RE: [Discuss-sudbury-model] socioeconomic status of staff

From: Joe Jackson <>
Date: Wed Oct 29 23:30:00 2003


Again, the bottom line for us is that we are a democracy. And again, it
is possible for someone who has not had much face time in the school to
get elected. Fairhaven's last two hires did not do an internship, one
of them was working hourly at Barnes & Noble when he ran, the other has
an acupuncture practice.

So for us, with our current system, there is no economic factor at all.
Of course Fairhaven's hiring situation can change if the students and
staff decide an intern program would improve the school. Increasing
economic diversity would likely not be a factor in that decision since
the school is incredibly economically diverse.

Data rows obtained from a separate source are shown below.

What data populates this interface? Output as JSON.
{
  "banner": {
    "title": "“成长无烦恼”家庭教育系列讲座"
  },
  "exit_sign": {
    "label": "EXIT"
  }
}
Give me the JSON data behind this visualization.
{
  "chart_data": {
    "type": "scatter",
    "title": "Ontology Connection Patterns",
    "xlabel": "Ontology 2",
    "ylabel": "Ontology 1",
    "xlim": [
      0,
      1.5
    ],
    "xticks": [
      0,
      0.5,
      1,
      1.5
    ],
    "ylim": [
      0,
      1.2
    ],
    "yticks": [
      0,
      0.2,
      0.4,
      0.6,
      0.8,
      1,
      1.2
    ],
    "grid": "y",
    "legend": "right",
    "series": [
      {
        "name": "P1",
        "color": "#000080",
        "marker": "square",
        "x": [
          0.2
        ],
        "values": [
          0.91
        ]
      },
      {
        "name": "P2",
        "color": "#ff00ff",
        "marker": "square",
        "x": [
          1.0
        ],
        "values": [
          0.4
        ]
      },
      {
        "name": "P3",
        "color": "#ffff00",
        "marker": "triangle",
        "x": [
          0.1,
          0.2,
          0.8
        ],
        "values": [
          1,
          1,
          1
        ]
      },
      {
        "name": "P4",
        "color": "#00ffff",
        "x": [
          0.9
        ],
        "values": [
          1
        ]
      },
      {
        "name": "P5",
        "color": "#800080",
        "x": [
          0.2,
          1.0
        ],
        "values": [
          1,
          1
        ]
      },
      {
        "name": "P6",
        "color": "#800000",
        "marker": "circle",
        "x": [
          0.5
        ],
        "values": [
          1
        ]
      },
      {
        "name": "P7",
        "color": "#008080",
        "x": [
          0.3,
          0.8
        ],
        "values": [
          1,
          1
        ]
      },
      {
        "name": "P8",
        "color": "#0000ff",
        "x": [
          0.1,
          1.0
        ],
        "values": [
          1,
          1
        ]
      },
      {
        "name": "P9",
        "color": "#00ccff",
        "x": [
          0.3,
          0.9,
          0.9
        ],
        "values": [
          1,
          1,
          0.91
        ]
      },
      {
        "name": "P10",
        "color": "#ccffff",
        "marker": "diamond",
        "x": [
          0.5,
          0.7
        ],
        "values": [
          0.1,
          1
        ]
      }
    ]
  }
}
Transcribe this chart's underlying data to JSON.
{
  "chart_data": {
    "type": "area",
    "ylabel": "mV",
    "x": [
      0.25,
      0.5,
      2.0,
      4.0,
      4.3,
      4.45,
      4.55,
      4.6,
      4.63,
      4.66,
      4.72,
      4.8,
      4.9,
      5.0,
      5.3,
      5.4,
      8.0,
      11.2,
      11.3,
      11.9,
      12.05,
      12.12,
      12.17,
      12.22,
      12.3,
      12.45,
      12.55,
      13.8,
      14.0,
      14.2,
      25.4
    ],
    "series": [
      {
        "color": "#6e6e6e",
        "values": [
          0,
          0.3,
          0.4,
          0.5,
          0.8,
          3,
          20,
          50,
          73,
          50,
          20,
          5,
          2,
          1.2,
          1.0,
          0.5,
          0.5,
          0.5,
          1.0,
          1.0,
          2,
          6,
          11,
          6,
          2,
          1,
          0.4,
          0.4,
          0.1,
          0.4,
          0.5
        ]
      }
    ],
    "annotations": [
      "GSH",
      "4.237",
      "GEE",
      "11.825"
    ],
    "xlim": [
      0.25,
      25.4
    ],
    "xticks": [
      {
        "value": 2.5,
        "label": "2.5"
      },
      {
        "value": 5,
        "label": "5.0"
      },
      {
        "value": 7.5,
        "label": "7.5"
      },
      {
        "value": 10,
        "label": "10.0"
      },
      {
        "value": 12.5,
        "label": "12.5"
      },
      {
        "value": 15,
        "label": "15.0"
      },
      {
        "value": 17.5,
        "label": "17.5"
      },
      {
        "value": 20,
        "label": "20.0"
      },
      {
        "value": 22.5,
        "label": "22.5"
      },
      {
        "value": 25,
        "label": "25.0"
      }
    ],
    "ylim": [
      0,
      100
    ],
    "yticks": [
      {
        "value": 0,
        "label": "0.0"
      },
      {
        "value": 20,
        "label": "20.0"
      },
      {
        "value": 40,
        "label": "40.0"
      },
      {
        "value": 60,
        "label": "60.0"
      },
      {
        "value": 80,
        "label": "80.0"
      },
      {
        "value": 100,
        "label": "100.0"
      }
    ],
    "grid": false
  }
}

Some schools require an internship, just as public schools that mandate
accredited teachers require an internship (aka student teaching). One
could certainly interpret that the training standards of public and
private schools are economic barriers to teaching. Of course any
profession requires training, and any training could be construed as an
economic obstacle.

I can certainly understand the frustration of someone who probably feels
like their student teaching should have satisfied the need for OTJ
training, but as I pointed out earlier, so much of university education
programs is irrelevent (or even detrimental) to the personal skills of
effective staffing in a Sudbury environment.